For many their "New" challenge is managing the styles that they need to create and use. Because Civil 3D object styles reside in a drawing (similar to Page Setups) we should have a plan as to how to insure we have appropriate styles available when we need them. Although there are many styles that come "in the box" these should be considered a good starting point for your custom styles. We know we will have to make styles to use in the future, we also know that we will have to continue to create new styles and tweak the old ones.
Here is my plan.
I have a template (.DWT) file that contains the styles that I have created up until now. I have also saved this file as a drawing (.DWG) with the same name.
For New Drawings: I simply use the template to create my new drawing. Nothing surprising there.
For Existing Drawings that do not contain my needed styles: I insert the template file that I saved as a drawing (.DWG). When it asks me for the insertion point I cancel the command. This will introduce my styles into that file.
For Existing Drawings that do not contain my needed styles (Alternative): I create a new drawing from my template and insert the entire drawing (without the styles) into the newly created one and then save to the old name.
So far so good. But here is when things start to get a little tricky.

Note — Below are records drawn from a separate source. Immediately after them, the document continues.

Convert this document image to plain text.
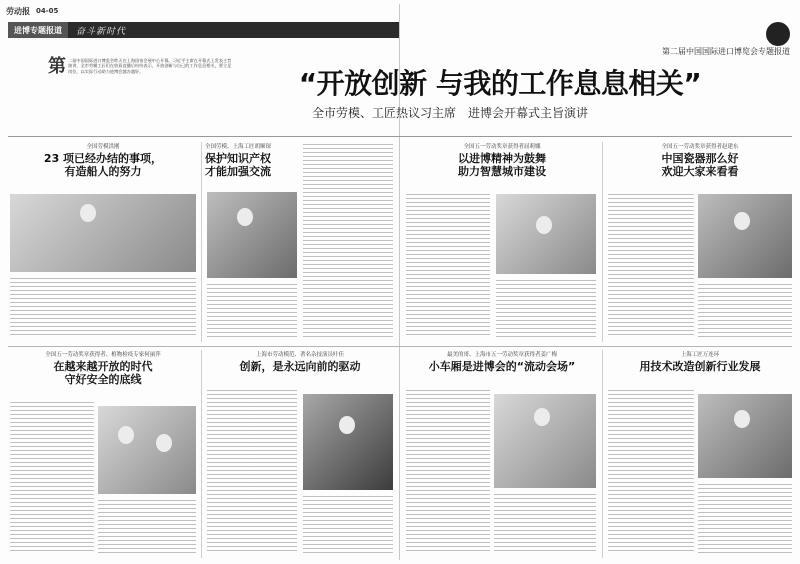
劳动报 04-05
进博专题报道	奋斗新时代
第二届中国国际进口博览会专题报道
第 二届中国国际进口博览会昨天在上海国家会展中心开幕。习近平主席在开幕式上发表主旨演讲，全市劳模工匠们在收看直播后纷纷表示，开放创新与自己的工作息息相关，要立足岗位，以实际行动助力进博会越办越好。	“开放创新 与我的工作息息相关”
全市劳模、工匠热议习主席　进博会开幕式主旨演讲
全国劳模洪刚
23 项已经办结的事项，
有造船人的努力
全国劳模、上海工匠胡顺琛
保护知识产权
才能加强交流
全国五一劳动奖章获得者屈莉娜
以进博精神为鼓舞
助力智慧城市建设
全国五一劳动奖章获得者赵建东
中国瓷器那么好
欢迎大家来看看
全国五一劳动奖章获得者、植物检疫专家何丽萍
在越来越开放的时代
守好安全的底线
上海市劳动模范、著名杂技演员叶佳
创新，是永远向前的驱动
最美的哥、上海市五一劳动奖章获得者姜广梅
小车厢是进博会的“流动会场”
上海工匠万连环
用技术改造创新行业发展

For styles that I create while in working files: I immediately open my template file and drag-and-drop the new style(s) from the toolspace "Settings" tab straight in to my template and save it. I also immediately save my template file as the drawing (.DWG) mentioned above. I will post about the "SAVE" command at another time.
Other methods of course are possible. Input anyone? The important part is to have a PLAN of some sort to manage the styles. With 83 objects that can have styles, we need a PLAN in order to be efficient.
I certainly appreciate the fact that larger organization will have a structure in place to handle "Object Styles". Not every user can, nor should be making styles unregulated. For those organizations that have a good library of style in place this can be a tremendous advantage for them. Imagine designing something and it be as it will appear in the final drawing.